«Nel giorno seguente egli si sottrasse con violenza agli amici che lo trattenevano e volle ritornare a vederlo.

« — Se si fosse svegliato! diceva.

«Bisognò lasciarlo andare; io, dimenticato da tutti, e quasi dimentico di me stesso, gli tenni dietro; sentivo qualcuno che diceva: «il povero uomo perde la testa; ne impazzirà.»

«Quando mastro Paolo ebbe riveduto il cadavere di suo figlio, parve acquistare una forza singolare, scese da basso, andò in bottega e si pose al lavoro.

«Si cercò di allontanarlo, e nessuno osò chiedergli che cosa volesse fare.

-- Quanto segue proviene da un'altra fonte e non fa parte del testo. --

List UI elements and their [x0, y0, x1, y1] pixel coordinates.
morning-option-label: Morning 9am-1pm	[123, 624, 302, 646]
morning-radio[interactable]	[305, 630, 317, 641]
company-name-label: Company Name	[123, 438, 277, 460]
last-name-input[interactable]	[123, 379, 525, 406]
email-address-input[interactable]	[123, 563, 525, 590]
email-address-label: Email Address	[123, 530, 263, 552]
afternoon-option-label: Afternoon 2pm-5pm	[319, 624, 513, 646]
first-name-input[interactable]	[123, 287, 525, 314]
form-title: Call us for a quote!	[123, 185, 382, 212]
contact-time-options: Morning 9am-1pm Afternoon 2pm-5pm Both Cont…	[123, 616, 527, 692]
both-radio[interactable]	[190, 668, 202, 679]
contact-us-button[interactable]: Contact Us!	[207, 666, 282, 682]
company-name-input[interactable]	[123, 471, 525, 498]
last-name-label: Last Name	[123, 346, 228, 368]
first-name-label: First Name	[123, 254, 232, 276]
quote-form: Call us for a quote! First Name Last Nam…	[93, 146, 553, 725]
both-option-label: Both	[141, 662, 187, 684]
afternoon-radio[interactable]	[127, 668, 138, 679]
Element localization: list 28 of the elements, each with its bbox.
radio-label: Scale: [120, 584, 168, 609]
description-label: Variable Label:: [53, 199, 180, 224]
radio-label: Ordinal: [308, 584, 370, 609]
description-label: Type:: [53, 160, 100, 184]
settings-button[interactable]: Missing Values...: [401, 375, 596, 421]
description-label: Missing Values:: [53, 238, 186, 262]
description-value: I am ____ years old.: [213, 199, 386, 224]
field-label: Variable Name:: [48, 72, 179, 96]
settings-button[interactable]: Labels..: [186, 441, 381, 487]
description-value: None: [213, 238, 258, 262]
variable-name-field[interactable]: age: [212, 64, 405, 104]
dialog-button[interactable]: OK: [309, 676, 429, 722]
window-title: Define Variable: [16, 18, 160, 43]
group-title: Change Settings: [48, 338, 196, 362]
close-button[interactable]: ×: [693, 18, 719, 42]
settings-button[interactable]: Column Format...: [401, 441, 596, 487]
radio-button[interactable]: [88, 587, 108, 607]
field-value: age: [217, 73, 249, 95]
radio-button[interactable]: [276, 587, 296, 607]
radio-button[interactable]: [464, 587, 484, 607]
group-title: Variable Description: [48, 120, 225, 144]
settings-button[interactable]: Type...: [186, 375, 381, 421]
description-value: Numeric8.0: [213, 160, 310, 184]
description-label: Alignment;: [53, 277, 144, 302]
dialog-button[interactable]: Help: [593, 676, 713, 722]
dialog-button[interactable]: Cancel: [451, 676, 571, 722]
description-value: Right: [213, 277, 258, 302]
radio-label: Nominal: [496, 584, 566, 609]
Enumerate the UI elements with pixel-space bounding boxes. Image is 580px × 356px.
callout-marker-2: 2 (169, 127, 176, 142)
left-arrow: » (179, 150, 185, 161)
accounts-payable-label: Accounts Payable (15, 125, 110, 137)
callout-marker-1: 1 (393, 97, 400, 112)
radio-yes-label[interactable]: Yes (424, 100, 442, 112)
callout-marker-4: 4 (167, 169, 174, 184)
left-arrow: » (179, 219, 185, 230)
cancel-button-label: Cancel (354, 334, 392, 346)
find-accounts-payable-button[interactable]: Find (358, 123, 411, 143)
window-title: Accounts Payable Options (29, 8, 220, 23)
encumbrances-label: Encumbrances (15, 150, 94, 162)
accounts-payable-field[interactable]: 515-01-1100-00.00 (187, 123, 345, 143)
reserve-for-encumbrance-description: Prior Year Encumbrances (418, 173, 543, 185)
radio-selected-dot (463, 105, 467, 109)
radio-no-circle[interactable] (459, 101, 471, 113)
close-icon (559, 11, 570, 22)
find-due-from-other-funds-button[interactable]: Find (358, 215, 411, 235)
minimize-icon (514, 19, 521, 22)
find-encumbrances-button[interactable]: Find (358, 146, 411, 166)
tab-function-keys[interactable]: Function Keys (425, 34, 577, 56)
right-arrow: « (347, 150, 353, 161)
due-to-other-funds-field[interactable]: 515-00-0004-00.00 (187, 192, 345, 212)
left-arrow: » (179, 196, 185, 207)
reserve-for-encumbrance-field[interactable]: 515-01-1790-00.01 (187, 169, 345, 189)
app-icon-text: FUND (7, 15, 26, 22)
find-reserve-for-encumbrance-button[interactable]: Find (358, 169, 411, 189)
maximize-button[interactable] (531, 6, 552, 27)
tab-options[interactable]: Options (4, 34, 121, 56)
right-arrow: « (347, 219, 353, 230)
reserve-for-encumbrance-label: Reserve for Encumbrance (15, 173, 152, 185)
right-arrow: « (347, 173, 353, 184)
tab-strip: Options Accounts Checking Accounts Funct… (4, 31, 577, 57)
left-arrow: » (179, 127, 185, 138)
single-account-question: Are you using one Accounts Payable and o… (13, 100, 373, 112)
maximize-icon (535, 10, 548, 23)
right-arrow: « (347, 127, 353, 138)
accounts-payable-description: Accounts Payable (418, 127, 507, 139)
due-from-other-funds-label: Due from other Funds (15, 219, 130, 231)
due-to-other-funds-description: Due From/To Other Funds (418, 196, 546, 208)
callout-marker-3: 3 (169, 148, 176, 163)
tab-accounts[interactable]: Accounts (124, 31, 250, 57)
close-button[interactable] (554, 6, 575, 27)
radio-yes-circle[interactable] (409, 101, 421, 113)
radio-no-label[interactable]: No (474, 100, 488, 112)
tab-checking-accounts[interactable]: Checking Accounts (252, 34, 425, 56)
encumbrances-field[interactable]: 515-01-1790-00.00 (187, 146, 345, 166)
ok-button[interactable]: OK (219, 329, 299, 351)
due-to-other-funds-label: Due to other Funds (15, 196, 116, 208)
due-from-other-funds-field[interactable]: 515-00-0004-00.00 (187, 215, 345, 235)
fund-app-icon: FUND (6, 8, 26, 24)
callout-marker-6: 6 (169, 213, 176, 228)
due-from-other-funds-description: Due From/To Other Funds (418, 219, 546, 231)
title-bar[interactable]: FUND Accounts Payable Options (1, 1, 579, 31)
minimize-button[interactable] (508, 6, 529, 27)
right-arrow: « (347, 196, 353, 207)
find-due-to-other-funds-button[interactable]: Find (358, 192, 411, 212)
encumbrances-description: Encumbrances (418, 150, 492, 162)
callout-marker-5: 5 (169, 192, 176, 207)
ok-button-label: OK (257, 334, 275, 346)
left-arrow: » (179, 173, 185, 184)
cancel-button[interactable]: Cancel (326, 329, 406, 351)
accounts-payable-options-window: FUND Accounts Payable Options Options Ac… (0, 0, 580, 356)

Io stesso compresi inorridito.

« — C'è forse in paese un altro che faccia le bare meglio di mastro Paolo? chiese agli astanti; si mostri se ci è!

«E continuava a pigliare le misure, ed a segare le tavole con sinistra energia. Ma quando ebbe preparato i pezzi e le commessure e volle inchiodarli, il primo colpo di martello parve cadergli sul petto, gli vennero meno le forze, e si gettò bocconi sul pancaccio, piangendo.»

A questo punto il tremito della voce di Donnina è cresciuto tanto che le bisogna troncare la lettura. Nessuno dice parola. Mamma Teresa non sa come tenersi per starsene in contegno, il signor maestro fa i suoi comodi ed asciuga una lagrima colla pezzuola. A poco a poco una mano della vecchia incontra, sull'omero di Donnina, una mano di babbo Ciro e non si ritrae... E Donnina prosegue:

«Luigi fu sepolto la notte, accanto ai suoi fratelli, e il povero padre parve ritornare a poco a poco in sè.

«Per tutto il tempo corso dalla morte alla sepoltura io mi era tenuto in disparte timoroso, comprendendo per istinto che la mia vista doveva fargli più male; mi sentivo una gran voglia di venirgli incontro e di dirgli: «vedi, tu hai ancora un figlio; io ti amerò qual padre.» Ma qual merito in me? Avevo forse io altri da amare? Temei d'essere accolto male, non dissi nulla a lui, ma sentii il bisogno di prometterlo a qualcuno, ed andai in cimitero e lo dissi piangendo a Luigi, sulla sua fossa.